The clinical team that carried out that first identical-twin transplantation in 1954 in Boston could not have anticipated the tremendous advances that have occurred in transplantation. Today, transplant clinicians have an armamentarium of immunosuppressive agents at their disposal, all of which are used in various combinations both for induction and maintenance immunosuppression. Loss of organs due to acute, irreversible rejection is now uncommon, and one-year graft-survival rates of 80 to 90 percent are the norm for all types of organ transplantation. Many problems remain to be solved — for example, the insidious loss of grafts from chronic allograft failure; complications associated with immunosuppressive drugs, Including nephrotoxicity, hypertension, hyperlipidemia, and diabetes; and with long-term immunosuppression, the increased incidence of infection and cancer. Furthermore, the gap between the number of organs available and the demand for organs increases every year, giving rise to serious ethical dilemmas of equity versus utility in the allocation of this increasingly valuable resource. These factors enter into the routine decisions that guide organ allocation and the care of critically ill patients.
Clinical transplantation is considered one of the medical miracles of the 20th century and remains an enormously exciting field. New scientific and ethical challenges emerge from areas such as xenotransplantation and use of organs from donors carrying HIV and HCV infection. However, such challenges and exciting scientific insights combine to make the field a dynamic work-in-progress. Some of the major achievements and disputes in this multidisciplinary clinical field will be the subject of this school which fits within the central theme of complexity.
Chaos vs. Complexity?
Decision-making in transplantation must account for numerous, individual biological factors – for which formal measurements may not exist. Physicians say the patient “looks sick.” Pathologists opine “This is a good organ.” These “expert” opinions are used to predict the outcomes of transplantation.

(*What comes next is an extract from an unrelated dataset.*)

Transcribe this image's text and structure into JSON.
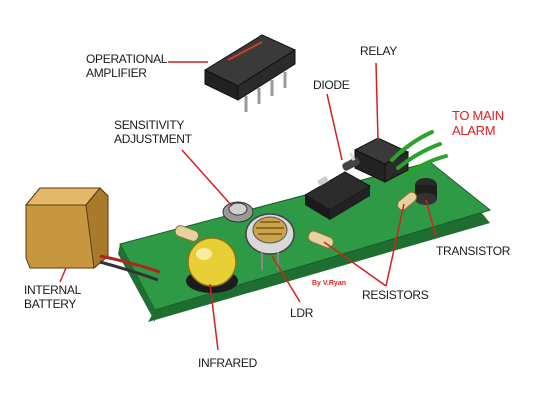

Chaos theory concerns deterministic systems whose behavior should be predictable based on initial conditions. Chaotic systems are predictable for a while and then ‘appear’ to become random. All donors and recipients of transplanted organs, organs, allocation systems and medical care vary greatly. These differences in initial conditions (even those which are small) produce widely diverging outcomes for such systems, rendering long-term prediction or generalization impossible. Complexity, in contrast, is generally used to characterize a process with many parts where those parts interact with each other in multiple ways. The study of these complex linkages at various scales is the main goal of complex systems theory – and the exciting subject of this course.
What is the path forward for clinical transplantation? Can the outcomes of transplantation be predicted based on the initial conditions of donor, organs, and recipients? Or are outcomes dependent on unknown or unpredictable features, and completely unpredictable?
According to theory, predictions regarding the outcomes of transplantation should depend on three factors:
• How accurately can we measure its current state? (How much do we know about what we are doing?)
• How much uncertainty can we tolerate in the forecast (how well will our patients do?)
• Over what time is stability or predictability expected? (Why do some patients fall off the curve?)